In the patent realm, what happens in the event of liability, whether that’s an AI-generated invention infringing on existing patents or human-created works infringing on AI-generated inventions? Should the law recognize AIs as patent owners, and if so, what mechanisms should the law consider for enforcing their rights? Recognizing AIs as inventors has broader implications for patent law as a whole. For example, patent law uses a test of “non-obviousness” to determine whether to grant a patent for an invention. The comment considers how the decision to treat AIs as inventors would affect that standard—and whether patent law should create separate legal tests of non-obviousness for human versus AI inventors.
Regarding copyright, the comment calls for policymakers to give greater emphasis to questions surrounding the creative status of AI-generated works.
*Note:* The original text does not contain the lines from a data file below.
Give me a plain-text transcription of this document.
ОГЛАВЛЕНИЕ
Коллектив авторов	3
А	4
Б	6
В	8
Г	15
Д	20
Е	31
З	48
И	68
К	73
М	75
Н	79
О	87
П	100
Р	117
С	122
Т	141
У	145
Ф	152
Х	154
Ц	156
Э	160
These include whether a given creator’s humanity (or lack thereof) should affect their eligibility for moral rights. The comment also considers the rise of “deep fakes” and calls for greater emphasis on the best approach to regulating AI-assisted fabrications. Copyright already offers a means of enforcement by giving standing to sue to people falsely represented by deep fakes, but it’s worth considering whether alternative mechanisms—including the possibility of creating a new and distinct set of laws for deep fakes—would both be more effective and better address the underlying policy interest in fighting disinformation.
Andrew Mettry (HLS JD ‘21) and Jonathan Iwry (HLS JD ‘20) — both students in the Spring 2020 Cyberlaw Clinic — drafted the comment, working with Jessica Fjeld and Mason Kortz on the Clinic team.